Personally, I am fine with either lunatic or liar. Or both - a little from column A, a little from column B. There’s plenty of precedence amongst self-proclaimed messiahs. And oddly, no precedence for actual Lords!
But, another option is: “mistaken”. You don’t need to be crazy or lying to just be wrong.
Another option is: “misunderstood”. Maybe he himself didn’t actually claim to be god.
Here is another approach to try:
“Clark Kent either deceived mankind by conscious fraud, or He was Himself deluded and self-deceived, or He was Superman. There is no getting out of this trilemma. It is inexorable.”
No it’s not. I’ve just shown you why.
By rephrasing it as a tetralemma:
Lunatic, liar, lord, or legend.
Okay, suppose somebody you know, and have found to be honest and apparently sane, tells you, “I am God.” You don’t want to impugn his honesty, or his sanity, so you can accept that he really believes he is God and has some reason for saying what he does.
The next question is what he means by that. Different religions have different ideas of God, and it seems odd to just accept one religion’s claim (actually, part of one religion’s claim, as most religions have a lot of differing beliefs within them) and interpret it by that.

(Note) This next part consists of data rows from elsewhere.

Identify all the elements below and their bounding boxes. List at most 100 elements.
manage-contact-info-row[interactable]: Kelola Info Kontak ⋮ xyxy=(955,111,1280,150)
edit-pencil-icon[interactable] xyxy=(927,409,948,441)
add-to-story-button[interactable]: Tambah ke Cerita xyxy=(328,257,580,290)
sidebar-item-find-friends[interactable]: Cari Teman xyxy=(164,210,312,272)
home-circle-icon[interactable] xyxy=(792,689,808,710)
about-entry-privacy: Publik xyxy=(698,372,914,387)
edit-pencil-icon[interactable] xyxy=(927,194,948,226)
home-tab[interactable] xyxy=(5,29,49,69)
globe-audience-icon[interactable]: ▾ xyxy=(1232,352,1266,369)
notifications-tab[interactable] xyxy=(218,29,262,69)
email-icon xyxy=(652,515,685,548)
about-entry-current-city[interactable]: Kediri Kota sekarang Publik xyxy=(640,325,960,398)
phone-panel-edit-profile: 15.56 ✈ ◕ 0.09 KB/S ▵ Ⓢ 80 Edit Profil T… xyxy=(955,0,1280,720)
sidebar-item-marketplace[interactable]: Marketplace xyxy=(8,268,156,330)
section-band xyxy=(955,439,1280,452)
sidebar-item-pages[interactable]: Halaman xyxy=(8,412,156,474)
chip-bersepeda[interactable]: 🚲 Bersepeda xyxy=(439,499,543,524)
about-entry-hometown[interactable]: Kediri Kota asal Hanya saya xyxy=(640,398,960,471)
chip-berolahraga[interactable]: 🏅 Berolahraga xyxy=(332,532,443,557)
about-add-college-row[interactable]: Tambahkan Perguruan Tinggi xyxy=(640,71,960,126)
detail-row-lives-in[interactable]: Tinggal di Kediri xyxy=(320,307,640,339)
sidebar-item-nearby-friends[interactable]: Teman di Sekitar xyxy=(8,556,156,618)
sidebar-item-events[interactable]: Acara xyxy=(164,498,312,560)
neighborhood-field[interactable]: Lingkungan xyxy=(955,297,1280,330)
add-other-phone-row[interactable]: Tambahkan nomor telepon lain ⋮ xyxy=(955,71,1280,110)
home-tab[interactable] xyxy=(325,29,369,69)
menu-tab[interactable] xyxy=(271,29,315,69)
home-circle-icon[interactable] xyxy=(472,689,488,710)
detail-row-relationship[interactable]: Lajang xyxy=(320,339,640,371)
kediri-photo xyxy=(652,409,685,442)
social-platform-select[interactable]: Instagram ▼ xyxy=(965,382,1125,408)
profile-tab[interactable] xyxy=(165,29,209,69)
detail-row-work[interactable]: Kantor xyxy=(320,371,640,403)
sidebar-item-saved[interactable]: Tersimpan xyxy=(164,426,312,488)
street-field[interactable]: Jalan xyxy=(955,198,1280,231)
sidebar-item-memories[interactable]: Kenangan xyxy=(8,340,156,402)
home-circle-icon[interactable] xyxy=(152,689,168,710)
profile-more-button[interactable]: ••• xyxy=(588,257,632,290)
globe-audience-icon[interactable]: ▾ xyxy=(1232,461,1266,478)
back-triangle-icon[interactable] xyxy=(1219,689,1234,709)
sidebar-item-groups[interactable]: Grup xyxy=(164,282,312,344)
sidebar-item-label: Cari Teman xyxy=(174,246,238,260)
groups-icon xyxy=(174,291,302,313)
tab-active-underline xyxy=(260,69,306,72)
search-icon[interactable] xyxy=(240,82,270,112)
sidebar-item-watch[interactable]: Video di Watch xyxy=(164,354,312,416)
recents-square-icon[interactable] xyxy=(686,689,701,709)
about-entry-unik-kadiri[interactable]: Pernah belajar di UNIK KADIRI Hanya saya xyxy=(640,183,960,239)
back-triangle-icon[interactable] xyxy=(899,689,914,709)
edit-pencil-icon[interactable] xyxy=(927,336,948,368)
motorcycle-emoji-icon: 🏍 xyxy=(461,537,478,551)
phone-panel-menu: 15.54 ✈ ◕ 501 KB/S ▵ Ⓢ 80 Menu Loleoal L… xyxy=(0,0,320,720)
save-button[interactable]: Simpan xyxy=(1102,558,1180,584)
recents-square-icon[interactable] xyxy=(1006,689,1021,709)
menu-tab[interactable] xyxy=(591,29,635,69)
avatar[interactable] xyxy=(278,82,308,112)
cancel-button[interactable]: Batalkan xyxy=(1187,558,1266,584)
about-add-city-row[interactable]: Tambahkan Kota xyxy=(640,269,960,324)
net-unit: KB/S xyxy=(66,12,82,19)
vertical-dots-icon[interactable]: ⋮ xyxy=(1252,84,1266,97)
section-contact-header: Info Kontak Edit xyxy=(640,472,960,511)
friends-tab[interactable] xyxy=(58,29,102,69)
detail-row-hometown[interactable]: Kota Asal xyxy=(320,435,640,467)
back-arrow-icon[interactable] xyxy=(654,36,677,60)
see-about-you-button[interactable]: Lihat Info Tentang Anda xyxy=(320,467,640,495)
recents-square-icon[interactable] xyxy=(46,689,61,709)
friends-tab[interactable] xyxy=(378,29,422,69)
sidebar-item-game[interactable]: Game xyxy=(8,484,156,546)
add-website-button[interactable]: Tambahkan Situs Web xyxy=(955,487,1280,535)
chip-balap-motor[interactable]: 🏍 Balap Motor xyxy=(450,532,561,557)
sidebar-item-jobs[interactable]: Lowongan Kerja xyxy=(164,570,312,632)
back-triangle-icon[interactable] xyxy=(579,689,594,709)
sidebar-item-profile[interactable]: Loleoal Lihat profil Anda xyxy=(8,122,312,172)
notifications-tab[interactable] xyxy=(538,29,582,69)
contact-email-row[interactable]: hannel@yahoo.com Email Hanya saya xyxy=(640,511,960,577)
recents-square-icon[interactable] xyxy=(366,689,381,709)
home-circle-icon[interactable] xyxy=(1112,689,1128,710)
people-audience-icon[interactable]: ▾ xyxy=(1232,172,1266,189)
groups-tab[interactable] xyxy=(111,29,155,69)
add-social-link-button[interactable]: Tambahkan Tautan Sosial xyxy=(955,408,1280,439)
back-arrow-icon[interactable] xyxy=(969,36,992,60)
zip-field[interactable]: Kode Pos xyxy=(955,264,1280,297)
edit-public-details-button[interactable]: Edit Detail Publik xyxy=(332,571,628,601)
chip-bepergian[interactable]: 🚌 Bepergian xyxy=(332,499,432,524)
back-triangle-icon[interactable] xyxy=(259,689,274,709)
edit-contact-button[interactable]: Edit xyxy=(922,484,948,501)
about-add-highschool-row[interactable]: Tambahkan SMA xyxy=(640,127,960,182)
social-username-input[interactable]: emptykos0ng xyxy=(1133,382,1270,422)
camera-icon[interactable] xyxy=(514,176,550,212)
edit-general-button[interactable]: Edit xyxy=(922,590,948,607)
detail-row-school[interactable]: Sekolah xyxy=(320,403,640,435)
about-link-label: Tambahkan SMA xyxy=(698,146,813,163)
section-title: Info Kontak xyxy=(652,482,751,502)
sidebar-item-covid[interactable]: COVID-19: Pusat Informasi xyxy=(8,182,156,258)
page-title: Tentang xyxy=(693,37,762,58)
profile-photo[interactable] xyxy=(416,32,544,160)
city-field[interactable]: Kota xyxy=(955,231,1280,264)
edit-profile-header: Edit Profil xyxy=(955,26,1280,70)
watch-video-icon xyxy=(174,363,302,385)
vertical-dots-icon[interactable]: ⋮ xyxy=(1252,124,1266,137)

If somebody did that to me, I’d start asking questions about what the claim really meant, what the person meant by “God”.
There’s also the possibility of being mistaken. I have intelligent, sane, honest friends who will tell me that Jesus is God if I ask the question. I also know a guy who sure seems sane, intelligent, and honest, who will doubtless tell me there is no deity but God and Mohammed is His prophet, if I ask. These are also extraordinary claims, and I don’t necessarily agree with any of them.
It is quite possible to be honestly mistaken on religious beliefs, and a consultation of the World Almanac will demonstrate that over half the world’s population is definitely wrong on significant religious beliefs (although you can’t go from that to say which majority). Some very good, honest, sane, and religious people are clearly wrong.